A motion proposing to permit the incorporation of barristers’ practices was defeated at a general meeting of the NSW Bar Association held on 17 September 2013.
The motion had sought an indication of support for changes that would allow barristers to choose to practise through single member, sole director companies. The motion was defeated (745 no; 375 yes) in a ballot conducted at a general meeting of the Bar Association on 17 September 2013.
- The proposal had divided the profession with some thinking incorporation could undermine the Bar’s reputation if they were seen to be chasing the tax benefits of incorporation enjoyed by many other professional services businesses.
- Detailed advice from 4 leading senior counsel had also suggested that any tax advantage from incorporation was “illusory” in the case of barristers’ practices. As incorporation offered no additional advantage over the present mode of conducting a barrister’s practice, the advice warned that Pt IVA of the ITAA 1936 would apply if the dominant purpose of incorporation was to obtain a tax benefit.

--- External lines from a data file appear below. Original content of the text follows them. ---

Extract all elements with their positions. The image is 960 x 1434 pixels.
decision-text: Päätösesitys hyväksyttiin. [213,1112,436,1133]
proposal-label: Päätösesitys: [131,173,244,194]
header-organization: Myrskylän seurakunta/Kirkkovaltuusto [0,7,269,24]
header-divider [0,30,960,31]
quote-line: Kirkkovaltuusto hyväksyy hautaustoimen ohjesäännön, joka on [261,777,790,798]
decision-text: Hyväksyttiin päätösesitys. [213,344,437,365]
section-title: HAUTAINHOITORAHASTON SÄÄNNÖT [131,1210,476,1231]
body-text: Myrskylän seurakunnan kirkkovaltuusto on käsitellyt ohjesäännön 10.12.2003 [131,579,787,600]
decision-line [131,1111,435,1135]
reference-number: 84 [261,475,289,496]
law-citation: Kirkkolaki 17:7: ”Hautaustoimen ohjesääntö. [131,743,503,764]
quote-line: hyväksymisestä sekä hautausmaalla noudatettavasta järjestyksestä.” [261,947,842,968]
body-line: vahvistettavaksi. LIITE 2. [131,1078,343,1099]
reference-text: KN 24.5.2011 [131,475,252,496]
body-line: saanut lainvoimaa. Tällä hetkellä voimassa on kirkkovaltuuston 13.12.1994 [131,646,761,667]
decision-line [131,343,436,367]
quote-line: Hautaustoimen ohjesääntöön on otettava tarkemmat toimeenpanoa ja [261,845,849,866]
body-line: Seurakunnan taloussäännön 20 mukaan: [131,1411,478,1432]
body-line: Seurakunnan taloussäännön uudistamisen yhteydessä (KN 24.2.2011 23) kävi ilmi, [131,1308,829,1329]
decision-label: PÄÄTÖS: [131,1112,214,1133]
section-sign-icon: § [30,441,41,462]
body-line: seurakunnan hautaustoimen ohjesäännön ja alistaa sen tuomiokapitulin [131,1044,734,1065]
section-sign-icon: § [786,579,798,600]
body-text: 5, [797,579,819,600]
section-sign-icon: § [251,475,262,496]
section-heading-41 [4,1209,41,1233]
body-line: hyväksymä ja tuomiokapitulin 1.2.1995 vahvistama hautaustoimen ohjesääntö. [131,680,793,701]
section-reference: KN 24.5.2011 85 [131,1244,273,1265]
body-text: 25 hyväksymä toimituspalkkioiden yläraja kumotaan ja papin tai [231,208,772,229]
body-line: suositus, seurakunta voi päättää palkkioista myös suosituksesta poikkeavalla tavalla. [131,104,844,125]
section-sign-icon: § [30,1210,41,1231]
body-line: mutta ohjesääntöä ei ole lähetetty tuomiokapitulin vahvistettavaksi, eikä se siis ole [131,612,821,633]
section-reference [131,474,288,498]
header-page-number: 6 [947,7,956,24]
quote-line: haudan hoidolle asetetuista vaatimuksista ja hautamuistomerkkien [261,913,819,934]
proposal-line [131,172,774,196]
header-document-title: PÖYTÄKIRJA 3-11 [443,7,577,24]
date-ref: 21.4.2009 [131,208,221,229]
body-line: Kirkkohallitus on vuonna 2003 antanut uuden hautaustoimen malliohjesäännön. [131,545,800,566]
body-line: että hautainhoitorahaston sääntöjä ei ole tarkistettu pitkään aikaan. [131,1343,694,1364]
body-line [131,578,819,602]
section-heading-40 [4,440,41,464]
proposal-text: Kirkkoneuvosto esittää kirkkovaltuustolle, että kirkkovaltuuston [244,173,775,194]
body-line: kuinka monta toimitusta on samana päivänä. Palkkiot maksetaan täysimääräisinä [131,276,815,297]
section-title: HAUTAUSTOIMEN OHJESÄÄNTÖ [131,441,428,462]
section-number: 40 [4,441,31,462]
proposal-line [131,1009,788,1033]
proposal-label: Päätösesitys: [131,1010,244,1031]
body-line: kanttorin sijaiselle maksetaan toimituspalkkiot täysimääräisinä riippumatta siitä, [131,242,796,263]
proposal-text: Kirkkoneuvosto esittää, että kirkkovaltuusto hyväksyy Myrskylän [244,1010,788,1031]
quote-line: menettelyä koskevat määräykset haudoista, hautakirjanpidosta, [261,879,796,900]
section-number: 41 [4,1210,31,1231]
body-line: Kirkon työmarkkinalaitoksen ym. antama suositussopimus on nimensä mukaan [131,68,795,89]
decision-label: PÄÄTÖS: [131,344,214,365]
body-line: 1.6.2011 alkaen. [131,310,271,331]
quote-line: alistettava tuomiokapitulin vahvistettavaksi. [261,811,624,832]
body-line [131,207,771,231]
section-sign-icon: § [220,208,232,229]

- Note that David Pritchard SC and Edward Muston also released advice on 11 September 2013 concerning the limitation of liability under the Professional Standards Act 1994 (NSW) in the context of the incorporation of barristers’ practices.
[FJM Note: There are so many problems with this proposal. The 30% company rate is only available so long as the money remains in the company, and most barristers will want to spend the after tax earnings, and have to distribute it out as a dividend, where they will be subject to ‘top-up tax’ in the Barrister’s hands (or worse, if those earnings are loaned out, the loan might be deemed to be an unfranked dividend under Division 7A of Part III of the Income Tax Assessment Act 1936). The proposal was not to allow a Barrister’s spouse to hold shares, and thus income split, and if it were, there would be Part IVA (GAAR) risk in selecting a for the Barrister, which was less than the net earnings of the company. Incorporation also provides no asset protection, as a negligent barrister would be primarily liable, and his employee company only vicariously so (quite apart from the liability limiting provisions of the Professional Standards legislation). And finally, earnings that were not subject to payroll tax, could become subject to payroll tax if paid as salary (for the really well paid, who exceed the state thresholds of about $700k).